Controlling The Si5351 Signal Generator From HDSDR

I’ve mentioned a few times that my preferred interface for software-defined radios (SDRs) is HDSDR. I like the way it’s layed out and I especially like how it allows for control of different hardware by simply dropping in a new control DLL.

Ever since I built the previously described Si5351 signal generator, it’s been on my list of things-to-do to write an HDSDR DLL to control it. That only made sense since the whole reason for building the signal generator was to use it as a source when experimenting with various receiver designs. And since I recently received an email asking if just such a DLL was available, I decided it was time to do something about it.

So What Is This Hardware Interface You Mention?

As described in the HDSDR FAQ, HDSDR communicates with hardware through a control module referred to as the External Input Output Dynamic Link Library (ExtIO-DLL). The nice thing about this is the interface for the ExtIO DLL is publicly available. If you have a new piece of hardware you’d like to use with HDSDR, just write a DLL that provides the proper interface, drop it into the HDSDR program directory, and you’re good to go.

Writing the DLL…

If you’ve ever written a DLL for the Windows operating system you won’t have any trouble producing an ExtIO-DLL. The interface description can be found in the specifications available on either the original Winrad page or I2PHD’s WeakSignals page. Of 19 possible entry points, only eight (InitHW, OpenHW, StartHW, StopHW, CloseHW, SetHWLO, GetStatus, and SetCallback) are required.

I had already written a Python library to control the Si5351 so this was the logical place to start. I ported the routines to C and integrated them as appropriate within an ExtIO-DLL project skeleton. Since the required entry points are sufficient to control the Si5351, they’re the only ones I implemented. The source code and precompiled binaries are available from the GitHub repository as a Visual Studio 2008 project. If you’re going to rebuild from souce you’ll also need the libusb-win32 library.

And Using The Hardware

The signal generator uses an Adafruit Trinket with appropriate firmware as a USB-to-I2C interface for the Si5351. When you plug the signal generator into the USB port the first time, Windows will attempt to load a driver once the Trinket gets past its bootloader. The driver can be obtained as part of the original I2CStick project upon which the Trinket firmware is based. Download the zip, extract the driver, and install it as you normally would. The file includes versions for both 32 and 64 bit but I’ve only tested the 64 bit version on Win7.

At this point, drop the ExtIO-DLL from the Visual Studio project (it can be found in the Release or Debug directory, depending upon which you want) into the HDSDR program directory.
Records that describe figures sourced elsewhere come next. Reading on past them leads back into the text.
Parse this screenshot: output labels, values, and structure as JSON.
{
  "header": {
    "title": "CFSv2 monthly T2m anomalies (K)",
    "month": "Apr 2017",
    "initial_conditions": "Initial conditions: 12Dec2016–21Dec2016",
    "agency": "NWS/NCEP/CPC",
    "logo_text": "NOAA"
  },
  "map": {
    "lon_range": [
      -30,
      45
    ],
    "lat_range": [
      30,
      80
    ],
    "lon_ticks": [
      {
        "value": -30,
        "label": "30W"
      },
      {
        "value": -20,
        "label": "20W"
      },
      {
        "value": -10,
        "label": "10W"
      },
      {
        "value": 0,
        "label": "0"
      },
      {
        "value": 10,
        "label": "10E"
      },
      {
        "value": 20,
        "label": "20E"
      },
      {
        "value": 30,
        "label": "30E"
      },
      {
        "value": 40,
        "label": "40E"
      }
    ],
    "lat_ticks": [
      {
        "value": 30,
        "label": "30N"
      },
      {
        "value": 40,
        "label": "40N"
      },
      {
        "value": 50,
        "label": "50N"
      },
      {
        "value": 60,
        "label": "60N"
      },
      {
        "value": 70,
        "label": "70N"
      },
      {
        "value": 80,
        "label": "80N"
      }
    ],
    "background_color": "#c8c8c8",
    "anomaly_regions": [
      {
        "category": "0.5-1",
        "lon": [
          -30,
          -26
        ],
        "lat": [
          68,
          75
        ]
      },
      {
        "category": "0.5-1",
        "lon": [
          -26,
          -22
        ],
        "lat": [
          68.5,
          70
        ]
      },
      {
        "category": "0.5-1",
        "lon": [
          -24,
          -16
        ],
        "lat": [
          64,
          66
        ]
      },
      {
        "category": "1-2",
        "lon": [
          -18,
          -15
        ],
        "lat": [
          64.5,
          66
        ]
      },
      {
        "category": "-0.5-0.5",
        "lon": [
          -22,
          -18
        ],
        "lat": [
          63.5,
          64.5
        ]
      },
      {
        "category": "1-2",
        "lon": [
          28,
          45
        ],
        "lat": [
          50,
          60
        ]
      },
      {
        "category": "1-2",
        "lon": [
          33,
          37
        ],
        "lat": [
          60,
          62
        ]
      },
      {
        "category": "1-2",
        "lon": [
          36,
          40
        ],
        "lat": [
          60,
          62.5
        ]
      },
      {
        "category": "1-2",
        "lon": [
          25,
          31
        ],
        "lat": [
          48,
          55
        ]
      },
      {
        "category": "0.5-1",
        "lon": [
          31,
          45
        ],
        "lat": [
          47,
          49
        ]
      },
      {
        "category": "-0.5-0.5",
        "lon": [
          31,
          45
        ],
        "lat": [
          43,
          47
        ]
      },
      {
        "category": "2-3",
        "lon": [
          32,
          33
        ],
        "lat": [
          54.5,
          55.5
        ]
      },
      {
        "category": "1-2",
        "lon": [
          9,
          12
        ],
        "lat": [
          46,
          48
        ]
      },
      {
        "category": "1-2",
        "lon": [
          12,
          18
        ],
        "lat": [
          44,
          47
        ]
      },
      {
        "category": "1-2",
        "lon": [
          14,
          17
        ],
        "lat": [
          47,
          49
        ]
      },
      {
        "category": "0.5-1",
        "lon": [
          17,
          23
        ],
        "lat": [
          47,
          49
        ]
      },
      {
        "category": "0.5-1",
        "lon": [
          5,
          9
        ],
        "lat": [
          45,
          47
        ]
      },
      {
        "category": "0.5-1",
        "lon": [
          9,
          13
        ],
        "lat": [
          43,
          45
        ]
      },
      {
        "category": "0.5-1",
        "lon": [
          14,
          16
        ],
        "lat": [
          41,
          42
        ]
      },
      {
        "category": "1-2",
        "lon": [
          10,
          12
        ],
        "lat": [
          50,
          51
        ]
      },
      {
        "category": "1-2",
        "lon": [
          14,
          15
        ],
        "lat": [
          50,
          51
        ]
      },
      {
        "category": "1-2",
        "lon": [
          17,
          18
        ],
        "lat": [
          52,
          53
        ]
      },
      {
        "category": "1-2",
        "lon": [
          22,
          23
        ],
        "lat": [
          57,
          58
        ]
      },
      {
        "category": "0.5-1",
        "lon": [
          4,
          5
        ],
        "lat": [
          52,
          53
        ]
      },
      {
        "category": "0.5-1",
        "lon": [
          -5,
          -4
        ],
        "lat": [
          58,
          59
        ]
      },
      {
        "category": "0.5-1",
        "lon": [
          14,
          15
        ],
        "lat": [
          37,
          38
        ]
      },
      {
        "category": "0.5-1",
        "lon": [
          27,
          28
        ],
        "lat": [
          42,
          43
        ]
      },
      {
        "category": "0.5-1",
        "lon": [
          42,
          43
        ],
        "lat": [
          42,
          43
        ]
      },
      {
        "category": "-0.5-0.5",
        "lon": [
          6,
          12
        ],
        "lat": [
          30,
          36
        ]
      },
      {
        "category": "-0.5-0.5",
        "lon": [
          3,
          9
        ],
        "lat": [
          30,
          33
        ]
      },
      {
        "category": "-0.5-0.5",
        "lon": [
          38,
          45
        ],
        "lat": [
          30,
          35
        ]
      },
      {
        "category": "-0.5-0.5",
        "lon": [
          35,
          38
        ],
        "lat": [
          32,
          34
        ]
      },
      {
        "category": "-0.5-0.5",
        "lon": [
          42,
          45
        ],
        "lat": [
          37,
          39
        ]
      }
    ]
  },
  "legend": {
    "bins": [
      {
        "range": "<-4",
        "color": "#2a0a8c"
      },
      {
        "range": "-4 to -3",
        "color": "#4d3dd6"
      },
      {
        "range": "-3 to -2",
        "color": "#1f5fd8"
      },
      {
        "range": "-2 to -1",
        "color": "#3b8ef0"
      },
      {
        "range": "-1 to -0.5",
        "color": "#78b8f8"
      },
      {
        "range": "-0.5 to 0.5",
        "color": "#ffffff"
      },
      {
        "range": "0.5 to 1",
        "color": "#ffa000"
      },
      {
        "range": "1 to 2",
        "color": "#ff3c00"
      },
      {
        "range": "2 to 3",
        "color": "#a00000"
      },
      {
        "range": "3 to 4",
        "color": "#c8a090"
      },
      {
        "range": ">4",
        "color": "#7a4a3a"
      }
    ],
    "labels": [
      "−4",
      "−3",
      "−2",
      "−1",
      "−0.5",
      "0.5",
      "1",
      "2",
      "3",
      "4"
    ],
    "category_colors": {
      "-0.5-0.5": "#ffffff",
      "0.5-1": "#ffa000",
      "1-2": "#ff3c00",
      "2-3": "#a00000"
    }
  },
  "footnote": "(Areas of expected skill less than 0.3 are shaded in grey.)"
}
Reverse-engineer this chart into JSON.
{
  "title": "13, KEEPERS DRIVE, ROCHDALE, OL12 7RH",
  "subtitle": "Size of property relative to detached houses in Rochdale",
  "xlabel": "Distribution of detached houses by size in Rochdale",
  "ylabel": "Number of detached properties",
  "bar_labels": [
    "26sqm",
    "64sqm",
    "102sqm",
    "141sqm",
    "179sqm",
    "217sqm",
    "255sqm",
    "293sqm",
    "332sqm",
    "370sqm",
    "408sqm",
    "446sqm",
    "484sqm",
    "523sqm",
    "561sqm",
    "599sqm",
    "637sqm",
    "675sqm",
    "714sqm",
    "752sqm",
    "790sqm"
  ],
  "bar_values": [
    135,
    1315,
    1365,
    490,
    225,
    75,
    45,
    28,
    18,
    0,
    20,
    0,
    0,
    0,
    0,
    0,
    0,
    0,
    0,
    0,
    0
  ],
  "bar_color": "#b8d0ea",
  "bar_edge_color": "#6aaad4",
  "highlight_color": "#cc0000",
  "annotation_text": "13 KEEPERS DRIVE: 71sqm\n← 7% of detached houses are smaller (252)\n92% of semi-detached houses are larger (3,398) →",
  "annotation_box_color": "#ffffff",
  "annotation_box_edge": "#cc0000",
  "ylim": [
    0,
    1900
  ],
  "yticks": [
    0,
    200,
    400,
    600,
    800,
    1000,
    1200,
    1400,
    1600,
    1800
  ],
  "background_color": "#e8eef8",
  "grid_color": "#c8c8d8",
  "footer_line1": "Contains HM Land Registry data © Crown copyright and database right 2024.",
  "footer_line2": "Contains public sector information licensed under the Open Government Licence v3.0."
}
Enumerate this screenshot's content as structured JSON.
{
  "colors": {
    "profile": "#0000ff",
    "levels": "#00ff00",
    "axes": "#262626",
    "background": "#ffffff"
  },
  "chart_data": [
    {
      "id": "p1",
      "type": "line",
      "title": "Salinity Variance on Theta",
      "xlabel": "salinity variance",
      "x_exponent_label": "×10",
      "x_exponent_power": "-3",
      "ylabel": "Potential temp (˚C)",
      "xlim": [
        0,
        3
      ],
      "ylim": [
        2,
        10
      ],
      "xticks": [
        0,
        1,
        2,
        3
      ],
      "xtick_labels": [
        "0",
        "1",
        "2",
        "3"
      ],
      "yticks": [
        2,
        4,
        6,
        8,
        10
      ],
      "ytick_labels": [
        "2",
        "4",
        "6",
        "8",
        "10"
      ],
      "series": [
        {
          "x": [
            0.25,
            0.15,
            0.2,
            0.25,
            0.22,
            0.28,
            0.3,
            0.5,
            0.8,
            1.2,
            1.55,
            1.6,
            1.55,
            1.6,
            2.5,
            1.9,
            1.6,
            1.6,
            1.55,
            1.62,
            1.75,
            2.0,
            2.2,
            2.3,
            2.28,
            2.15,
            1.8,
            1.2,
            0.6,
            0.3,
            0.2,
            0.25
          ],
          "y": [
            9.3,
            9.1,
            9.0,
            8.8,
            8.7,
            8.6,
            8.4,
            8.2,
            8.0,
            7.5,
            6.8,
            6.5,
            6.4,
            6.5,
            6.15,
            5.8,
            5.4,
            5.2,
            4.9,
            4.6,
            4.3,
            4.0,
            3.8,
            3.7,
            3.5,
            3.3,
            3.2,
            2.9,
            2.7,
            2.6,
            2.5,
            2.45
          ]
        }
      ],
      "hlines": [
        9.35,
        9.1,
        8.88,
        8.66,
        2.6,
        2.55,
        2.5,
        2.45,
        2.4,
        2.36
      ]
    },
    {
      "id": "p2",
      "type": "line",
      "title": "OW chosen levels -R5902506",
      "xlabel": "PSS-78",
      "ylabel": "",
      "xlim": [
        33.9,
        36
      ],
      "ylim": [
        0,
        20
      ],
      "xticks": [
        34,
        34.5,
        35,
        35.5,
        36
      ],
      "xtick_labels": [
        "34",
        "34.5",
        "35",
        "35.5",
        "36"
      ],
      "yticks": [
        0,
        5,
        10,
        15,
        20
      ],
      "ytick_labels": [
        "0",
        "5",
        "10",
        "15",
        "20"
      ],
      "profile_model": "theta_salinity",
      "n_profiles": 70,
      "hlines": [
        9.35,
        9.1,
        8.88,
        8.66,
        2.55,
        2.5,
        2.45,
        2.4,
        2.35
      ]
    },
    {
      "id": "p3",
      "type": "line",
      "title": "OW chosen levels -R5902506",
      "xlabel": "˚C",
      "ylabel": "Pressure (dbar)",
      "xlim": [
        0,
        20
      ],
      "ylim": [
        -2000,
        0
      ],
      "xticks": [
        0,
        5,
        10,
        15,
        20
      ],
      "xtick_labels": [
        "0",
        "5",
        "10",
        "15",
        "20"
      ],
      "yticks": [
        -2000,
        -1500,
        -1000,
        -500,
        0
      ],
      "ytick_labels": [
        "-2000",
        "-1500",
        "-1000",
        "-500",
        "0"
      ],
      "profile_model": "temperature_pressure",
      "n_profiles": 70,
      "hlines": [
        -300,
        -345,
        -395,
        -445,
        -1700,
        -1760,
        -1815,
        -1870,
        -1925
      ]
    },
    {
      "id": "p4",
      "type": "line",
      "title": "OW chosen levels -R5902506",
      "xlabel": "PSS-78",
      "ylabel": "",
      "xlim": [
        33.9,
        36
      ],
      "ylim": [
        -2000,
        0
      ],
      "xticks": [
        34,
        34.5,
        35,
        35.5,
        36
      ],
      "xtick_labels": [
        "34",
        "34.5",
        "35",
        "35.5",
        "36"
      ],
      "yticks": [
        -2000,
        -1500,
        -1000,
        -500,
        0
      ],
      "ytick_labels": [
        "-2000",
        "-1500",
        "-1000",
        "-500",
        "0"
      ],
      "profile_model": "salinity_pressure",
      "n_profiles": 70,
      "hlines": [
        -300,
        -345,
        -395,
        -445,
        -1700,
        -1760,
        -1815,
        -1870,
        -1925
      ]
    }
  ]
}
Start HDSDR as normal and choose the Extio-Si5351 DLL when prompted.


With the DLL as written, the signal generator will produce I and Q signals at the HDSDR local oscillator (LO) frequency on the Si5351 clocks 0 and 1. Since there’s only control for one frequency in the Extio-DLL interface I didn’t bother with clock 2.

Also, even though you can go down to a 0 Hz LO in HDSDR, the Si5351 won’t work that low. It bottoms out somewhere between 1 and 2 MHz so if you’re going lower than that you’ll need some sort of divider circuit.

Finally, while this project was written for the Windows operating system, it could be modified to work under Linux with Wine. This is actually the next improvement I’m looking at since, at least for me. using HDSDR with a Linux native library to control the hardware would definitely be the best of both worlds.

1 Comment

  1. Pio

    Good job. I am waiting for more.